De modo que ese invento revolucionario, el chip, lo que ha traído, en resumen, además de innumerables aplicaciones en la comunicación, ha sido confusión a la razón; y, además, últimamente, episodios de inoculación de sentimientos a las masas, de carácter reflejo, que se propagan como un virus por las redes de esos individuos algo aislados pero hiperconectados, que somos tantos.

Todo cambió en el mundo en 2017, todo el rato pasó o estaba a punto de pasar algo, excepto en nuestras vidas, que también siempre están a punto de cambiar y, sin embargo, pues no, este año tampoco han cambiado, y encima somos un año más viejos… Así que 2017 fue otra vez el año en que todo ocurrió, y al final, no fue para tanto.

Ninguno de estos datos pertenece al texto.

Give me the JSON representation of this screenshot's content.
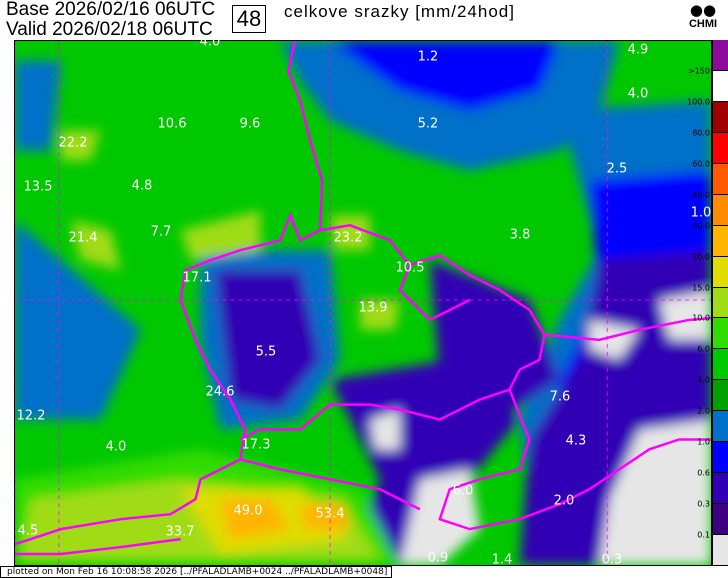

Lo que no ha cambiado, por fortuna, es lo que no tiene valor medible, lo que nos une más instantáneamente que la velocidad de la luz, más fuerte que la ley de la gravedad, esas cosas tan simples: la música en una sala sin micrófonos, la buena mesa compartida con alegría, un teatro en el que se persigue el fervor de una verdad. Este querer decirlo todo en una historia, en un artículo, en un café… en una mirada o en un abrazo. Ojalá que eso sí que no cambie, y sin embargo sea distinto muchos días y noches, en 2018. Y que lo sigamos contando.

Emilio Trigueros es químico industrial y especialista en mercados energéticos.